Deux petites esquisses de Hans Holbein, maître de la Renaissance, attirent l’attention. L’une d’elles a longtemps été considérée comme le portrait de la seconde épouse maudite d’Henri VIII, Anne Boleyn, tandis que l’autre représente une femme inconnue, dont le nom s’est perdu au fil du temps.
Des chercheurs utilisant l’intelligence artificielle ont récemment découvert que la femme non identifiée pourrait bien être la reine tragique, tandis que l’autre figure pourrait en réalité être la mère de Boleyn.
Ces œuvres, appartenant à la Royal Collection, sont connues sous les noms d’« esquisse de Windsor » et d’« Femme non identifiée ». Des chercheurs de l’Université de Bradford ont analysé ces œuvres et ont constaté qu’elles avaient été mal étiquetées au XVIIIe siècle, entraînant une confusion qui a perduré pendant des siècles.
L’érudite indépendante Karen Davies étudiait le corpus des images de Holbein, qui compte plus de 80 œuvres, et elle avait des doutes sur l’esquisse de Windsor, qui montre le sujet de profil. Cette figure a la peau claire et les cheveux roux, alors qu’on décrit souvent Boleyn comme ayant un teint plus sombre.
Le corpus est également réputé pour ses étiquetages incohérents, un portrait du cousin de Boleyn, Henry Howard, étant en réalité celui de son père. Dans une étude publiée en mars, Davies estime que moins de 15 % des œuvres du corpus disposent d’une vérification documentaire contemporaine.
Davies a collaboré avec le Professeur Hassan Ugail, directeur du centre de calcul visuel à l’Université de Bradford, qui a développé un modèle d’IA pour reconnaître les peintures de maîtres anciens, ayant déjà attribué à Raphaël une œuvre qui avait longtemps laissé les historiens d’art perplexes.
« Nous avons examiné l’ensemble de la collection et comparé les images entre elles pour créer une vaste matrice », a expliqué Ugail en évoquant le corpus de Holbein. « Cela a permis de regrouper des peintures similaires. »

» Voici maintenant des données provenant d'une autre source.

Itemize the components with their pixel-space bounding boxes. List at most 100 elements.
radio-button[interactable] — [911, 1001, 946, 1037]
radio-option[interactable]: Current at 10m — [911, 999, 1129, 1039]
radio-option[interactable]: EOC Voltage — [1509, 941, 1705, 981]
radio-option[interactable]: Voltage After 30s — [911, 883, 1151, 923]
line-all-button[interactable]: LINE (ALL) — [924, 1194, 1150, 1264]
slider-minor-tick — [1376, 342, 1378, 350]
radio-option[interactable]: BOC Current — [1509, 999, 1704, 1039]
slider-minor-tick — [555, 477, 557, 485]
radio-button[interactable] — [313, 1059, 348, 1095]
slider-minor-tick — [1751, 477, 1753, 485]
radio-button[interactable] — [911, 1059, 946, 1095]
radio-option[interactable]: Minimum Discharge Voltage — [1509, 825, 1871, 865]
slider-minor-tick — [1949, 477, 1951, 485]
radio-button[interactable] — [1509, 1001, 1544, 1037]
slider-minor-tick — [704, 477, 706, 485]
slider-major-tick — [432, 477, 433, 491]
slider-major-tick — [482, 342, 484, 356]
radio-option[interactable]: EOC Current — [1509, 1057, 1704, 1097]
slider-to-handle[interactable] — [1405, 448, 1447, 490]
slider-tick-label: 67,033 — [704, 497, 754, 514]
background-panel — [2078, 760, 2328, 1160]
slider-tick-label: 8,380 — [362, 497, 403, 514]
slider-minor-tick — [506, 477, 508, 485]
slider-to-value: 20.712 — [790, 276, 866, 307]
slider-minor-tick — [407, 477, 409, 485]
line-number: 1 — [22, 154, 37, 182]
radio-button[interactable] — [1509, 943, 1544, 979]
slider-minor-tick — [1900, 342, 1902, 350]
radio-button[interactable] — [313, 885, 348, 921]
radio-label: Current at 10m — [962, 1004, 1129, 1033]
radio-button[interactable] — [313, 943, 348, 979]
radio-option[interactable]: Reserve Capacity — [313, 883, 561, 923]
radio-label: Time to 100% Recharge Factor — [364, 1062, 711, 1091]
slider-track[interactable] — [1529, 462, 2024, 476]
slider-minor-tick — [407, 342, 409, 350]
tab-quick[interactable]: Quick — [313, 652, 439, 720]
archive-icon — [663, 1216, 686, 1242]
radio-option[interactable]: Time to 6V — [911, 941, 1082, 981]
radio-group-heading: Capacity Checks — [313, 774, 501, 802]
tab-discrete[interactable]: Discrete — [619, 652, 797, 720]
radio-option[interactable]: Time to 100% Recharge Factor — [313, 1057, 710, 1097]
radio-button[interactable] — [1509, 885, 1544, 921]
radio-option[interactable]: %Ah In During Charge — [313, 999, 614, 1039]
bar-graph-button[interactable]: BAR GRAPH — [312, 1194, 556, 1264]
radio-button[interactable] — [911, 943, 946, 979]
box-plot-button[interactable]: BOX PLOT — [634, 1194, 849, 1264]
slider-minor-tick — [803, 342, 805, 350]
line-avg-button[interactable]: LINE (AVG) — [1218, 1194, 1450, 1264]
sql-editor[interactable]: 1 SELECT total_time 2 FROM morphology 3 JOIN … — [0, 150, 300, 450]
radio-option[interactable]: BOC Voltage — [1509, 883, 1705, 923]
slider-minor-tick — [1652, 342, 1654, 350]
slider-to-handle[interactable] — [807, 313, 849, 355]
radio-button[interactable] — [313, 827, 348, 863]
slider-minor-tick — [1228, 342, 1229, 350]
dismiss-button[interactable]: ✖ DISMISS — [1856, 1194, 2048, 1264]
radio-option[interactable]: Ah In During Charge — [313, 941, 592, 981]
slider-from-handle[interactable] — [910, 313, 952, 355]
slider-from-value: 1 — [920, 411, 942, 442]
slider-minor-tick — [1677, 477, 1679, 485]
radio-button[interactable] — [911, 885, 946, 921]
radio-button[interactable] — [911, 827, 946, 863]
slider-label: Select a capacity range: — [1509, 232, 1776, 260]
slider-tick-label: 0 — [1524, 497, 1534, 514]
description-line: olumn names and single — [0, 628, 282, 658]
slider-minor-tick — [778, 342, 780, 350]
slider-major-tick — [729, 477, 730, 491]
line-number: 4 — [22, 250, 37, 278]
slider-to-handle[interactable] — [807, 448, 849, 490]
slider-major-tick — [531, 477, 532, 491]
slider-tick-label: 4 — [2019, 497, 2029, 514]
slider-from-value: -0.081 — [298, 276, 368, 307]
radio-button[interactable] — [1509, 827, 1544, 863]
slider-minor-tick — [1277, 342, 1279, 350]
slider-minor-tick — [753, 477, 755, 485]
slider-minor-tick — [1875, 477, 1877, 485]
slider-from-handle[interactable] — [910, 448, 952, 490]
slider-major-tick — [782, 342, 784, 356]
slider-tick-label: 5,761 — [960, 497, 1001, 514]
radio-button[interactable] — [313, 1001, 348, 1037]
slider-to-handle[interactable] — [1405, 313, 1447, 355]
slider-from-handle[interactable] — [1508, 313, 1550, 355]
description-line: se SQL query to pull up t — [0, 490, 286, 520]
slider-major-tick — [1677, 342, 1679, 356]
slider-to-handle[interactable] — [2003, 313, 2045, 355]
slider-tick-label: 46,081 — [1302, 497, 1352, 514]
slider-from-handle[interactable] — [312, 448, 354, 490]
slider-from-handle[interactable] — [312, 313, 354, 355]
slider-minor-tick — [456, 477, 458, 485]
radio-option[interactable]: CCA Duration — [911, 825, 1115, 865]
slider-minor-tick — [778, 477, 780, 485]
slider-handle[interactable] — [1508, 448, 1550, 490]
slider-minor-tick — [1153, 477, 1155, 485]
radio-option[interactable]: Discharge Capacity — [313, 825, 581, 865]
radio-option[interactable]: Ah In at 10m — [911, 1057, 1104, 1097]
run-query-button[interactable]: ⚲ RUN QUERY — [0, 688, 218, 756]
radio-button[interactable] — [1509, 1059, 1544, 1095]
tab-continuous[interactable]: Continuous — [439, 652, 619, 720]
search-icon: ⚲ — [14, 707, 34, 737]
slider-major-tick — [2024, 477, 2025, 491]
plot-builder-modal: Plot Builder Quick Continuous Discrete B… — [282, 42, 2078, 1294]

La femme non identifiée a été placée dans le même cluster que Boleyn, tandis que l’esquisse de Windsor semblait plus proche d’images d’Elizabeth Howard, la mère de Boleyn.
Davies espère que cette analyse suscitera un débat sur ces images et sur le reste du corpus de Holbein. « Je pense que nous avons ouvert la question. Ce n’est pas une affirmation définitive. J’espère qu’il y aura un débat sur une réévaluation plus générale. »
Un porte-parole de la Royal Collection Trust a indiqué que l’identité de la femme non identifiée avait longtemps été sujette à discussion : « En partageant la Royal Collection et en l’ouvrant à la recherche, nous encourageons les échanges et nouvelles informations. »
Les portraits d’Hans Holbein du cour Tudor sont parmi les plus magnifiques de l’art de la Renaissance. Né à Augsbourg en Allemagne, Holbein a travaillé à Bâle avant de s’établir en Angleterre, se spécialisant dans les portraits et esquisses.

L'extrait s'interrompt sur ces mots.